Solution: Distribute remainder by adding 1 to multiple dice:

for i in range(s % n):
    result[i] += 1  # Add 1 to each of the first (s % n) dice

3. Forgetting Edge Case Validation

Not checking if the base value itself is valid (between 1 and 6).

Problem Example:

# If s = 21, n = 3: base = 7 (invalid even before remainder distribution)
# If s = 2, n = 3: base = 0 (invalid, dice can't show 0)

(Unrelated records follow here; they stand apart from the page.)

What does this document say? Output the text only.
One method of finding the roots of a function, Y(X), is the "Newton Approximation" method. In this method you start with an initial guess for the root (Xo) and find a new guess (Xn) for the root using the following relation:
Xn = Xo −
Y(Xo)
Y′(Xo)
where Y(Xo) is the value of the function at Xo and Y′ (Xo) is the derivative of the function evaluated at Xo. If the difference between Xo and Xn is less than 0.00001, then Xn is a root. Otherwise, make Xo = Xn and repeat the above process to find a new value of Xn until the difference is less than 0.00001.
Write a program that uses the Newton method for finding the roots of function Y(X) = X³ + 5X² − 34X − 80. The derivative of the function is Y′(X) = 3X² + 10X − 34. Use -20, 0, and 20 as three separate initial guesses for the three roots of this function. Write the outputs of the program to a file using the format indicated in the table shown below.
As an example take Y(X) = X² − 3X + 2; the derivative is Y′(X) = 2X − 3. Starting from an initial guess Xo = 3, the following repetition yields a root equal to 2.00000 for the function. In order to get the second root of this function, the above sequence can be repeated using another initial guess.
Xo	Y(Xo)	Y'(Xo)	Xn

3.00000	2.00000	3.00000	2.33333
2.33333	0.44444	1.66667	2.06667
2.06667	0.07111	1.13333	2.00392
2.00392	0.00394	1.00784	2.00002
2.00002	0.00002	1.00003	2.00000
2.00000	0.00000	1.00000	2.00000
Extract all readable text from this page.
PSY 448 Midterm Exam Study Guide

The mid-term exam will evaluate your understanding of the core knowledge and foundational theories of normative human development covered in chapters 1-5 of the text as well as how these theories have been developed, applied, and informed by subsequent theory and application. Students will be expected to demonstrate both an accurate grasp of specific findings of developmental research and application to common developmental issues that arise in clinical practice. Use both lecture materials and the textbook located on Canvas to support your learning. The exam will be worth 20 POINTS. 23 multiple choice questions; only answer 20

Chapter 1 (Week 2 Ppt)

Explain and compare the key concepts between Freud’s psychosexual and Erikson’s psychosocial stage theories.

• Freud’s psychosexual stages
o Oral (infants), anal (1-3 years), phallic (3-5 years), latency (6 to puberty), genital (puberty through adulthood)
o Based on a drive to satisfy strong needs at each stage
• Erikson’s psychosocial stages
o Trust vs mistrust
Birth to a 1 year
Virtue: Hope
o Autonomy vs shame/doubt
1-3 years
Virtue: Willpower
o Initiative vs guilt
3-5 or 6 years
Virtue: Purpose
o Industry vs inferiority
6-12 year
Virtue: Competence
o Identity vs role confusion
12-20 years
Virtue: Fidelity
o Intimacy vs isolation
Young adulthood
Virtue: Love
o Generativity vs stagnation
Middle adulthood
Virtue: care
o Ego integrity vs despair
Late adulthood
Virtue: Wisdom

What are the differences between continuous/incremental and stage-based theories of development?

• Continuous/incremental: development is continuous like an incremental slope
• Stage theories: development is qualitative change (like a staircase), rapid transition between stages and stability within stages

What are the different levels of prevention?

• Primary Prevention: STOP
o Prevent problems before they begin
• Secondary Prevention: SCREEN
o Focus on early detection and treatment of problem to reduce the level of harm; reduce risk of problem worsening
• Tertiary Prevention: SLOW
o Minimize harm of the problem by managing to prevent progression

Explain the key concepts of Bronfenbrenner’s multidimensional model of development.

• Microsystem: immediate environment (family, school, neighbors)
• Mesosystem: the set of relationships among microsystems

Solution: The validation if s > n * 6 or s < n: handles this implicitly:

• If base value would be > 6, then s > n * 6
• If base value would be < 1, then s < n

4. Off-by-One Error in Validation

Using incorrect inequality operators in the validation check.

Problem Example:

# Wrong validation:
if s >= n * 6 or s <= n:  # Using >= and <= instead of > and <
    return []

# This would incorrectly reject valid cases:
# s = 6, n = 1 (all 6s) would be rejected
# s = 3, n = 3 (all 1s) would be rejected

Solution: Use strict inequalities for the impossible cases:

if s > n * 6 or s < n:  # Correct validation
    return []

5. Not Handling Zero or Negative Missing Sum

Failing to handle cases where the known rolls already exceed or meet the required average.

Problem Example:

# rolls = [6, 6, 6], mean = 3, n = 2
# missing_sum = 5 * 3 - 18 = -3 (negative!)

Solution: The validation if s < n: catches this since negative numbers are less than any positive n.